There are so many memories I have about Grandad, and I loved my visits with him. When I was in early gradeschool, I was excited to see that Grandad showed up at my birthday party... and brought a very special friend. She was extremely kind to all of our family from the start, and eventually, she became my "Grandma Emma." Grandad was smiling widely once again.
Unfortunately, at the end of my gradeschool years, Grandad became very sick with cancer, and he went through a lot of suffering. There were a lot of years when I really wanted to talk to him, ask him about Grandma Dorothy, ask him about the service and WWII, and reminisce about our visits... but he just couldn't. He was either in too much pain or too groggy from the medicine trying to control the pain. In the latter years, he didn't recognize Mom - let alone all of us grandchildren.
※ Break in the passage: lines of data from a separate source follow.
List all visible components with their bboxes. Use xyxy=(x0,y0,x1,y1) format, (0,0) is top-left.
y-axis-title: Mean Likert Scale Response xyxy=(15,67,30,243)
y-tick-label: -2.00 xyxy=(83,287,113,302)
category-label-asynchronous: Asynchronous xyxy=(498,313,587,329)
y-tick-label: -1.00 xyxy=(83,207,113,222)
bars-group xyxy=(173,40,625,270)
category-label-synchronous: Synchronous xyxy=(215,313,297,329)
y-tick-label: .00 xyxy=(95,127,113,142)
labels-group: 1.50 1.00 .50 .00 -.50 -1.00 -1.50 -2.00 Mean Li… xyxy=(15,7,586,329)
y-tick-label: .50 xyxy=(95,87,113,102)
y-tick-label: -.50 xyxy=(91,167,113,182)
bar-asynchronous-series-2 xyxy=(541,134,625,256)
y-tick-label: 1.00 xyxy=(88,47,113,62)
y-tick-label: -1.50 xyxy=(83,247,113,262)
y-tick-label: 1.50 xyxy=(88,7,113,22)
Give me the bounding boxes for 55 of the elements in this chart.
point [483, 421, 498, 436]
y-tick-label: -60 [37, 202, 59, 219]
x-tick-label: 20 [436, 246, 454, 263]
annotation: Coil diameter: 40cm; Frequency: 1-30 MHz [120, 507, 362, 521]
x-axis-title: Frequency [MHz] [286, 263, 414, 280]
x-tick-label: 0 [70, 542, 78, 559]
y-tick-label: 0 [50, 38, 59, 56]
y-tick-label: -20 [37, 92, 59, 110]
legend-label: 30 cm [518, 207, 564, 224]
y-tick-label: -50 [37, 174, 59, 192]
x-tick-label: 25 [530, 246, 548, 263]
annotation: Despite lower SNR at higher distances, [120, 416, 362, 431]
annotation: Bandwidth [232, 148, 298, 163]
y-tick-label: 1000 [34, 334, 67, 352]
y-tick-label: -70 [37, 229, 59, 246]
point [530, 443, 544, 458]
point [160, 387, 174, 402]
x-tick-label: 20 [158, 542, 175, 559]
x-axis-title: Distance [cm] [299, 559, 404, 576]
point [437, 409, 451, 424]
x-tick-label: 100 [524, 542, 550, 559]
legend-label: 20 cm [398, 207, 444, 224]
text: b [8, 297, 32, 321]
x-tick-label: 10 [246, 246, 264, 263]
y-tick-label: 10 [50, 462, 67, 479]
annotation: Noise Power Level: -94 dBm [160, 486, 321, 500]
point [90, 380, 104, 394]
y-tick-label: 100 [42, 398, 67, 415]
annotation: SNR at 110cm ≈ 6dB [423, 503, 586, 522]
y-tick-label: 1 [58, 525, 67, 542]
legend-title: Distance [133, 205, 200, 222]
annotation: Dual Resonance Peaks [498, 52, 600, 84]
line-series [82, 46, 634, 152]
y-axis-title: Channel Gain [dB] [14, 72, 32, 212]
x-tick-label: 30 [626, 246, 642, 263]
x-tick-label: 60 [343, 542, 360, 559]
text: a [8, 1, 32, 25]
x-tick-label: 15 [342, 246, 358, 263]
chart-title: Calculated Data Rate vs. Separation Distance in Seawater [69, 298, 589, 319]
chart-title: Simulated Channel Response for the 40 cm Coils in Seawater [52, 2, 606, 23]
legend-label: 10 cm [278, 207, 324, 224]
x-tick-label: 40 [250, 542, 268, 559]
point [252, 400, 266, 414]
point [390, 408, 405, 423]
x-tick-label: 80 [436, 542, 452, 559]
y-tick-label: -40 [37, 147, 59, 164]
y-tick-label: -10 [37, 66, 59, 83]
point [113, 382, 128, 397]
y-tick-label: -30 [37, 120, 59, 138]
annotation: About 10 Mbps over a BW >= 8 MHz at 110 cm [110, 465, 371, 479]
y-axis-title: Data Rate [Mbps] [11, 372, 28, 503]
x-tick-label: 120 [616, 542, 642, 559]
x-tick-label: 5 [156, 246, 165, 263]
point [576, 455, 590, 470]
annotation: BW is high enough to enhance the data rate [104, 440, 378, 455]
I prayed I could somehow find a way to take away the pain and help him smile - just as I had tried so hard to do when he was heartsick so many years before. Sadly, he passed away the summer after my freshman year in high school, and so many things were left unspoken.
Because of my recent dabblings in genealogy, I have been blessed to obtain many photos of my family members, and they are wonderful. The photos provide answers to so many questions, but they create questions about even more topics. I love that I've been able to see the not-so-formal pictures. You know, the ones where someone's hair is sticking out a little on one side. Or, a child is crying or someone is experiencing a full belly laugh. I'm able to see someone's hands.... the creases, the strength, the years of hard work. These photos fill in the gaps between the photographer family studio photos that are taken every 5 to 10 years, and in these candid shots, I am able to see the unique family traits that have been transferred down generation by generation. Oftentimes when I see my mom, my brother, or my cousins smile, it reminds me of my Grandad.... and I long to see his grin in person again. Those squinty eyes. The wholehearted laugh. Thankfully, I have these photos to help me remember, and I anxiously wait to see on what family member his grin will materialize next. The eyes tell it all.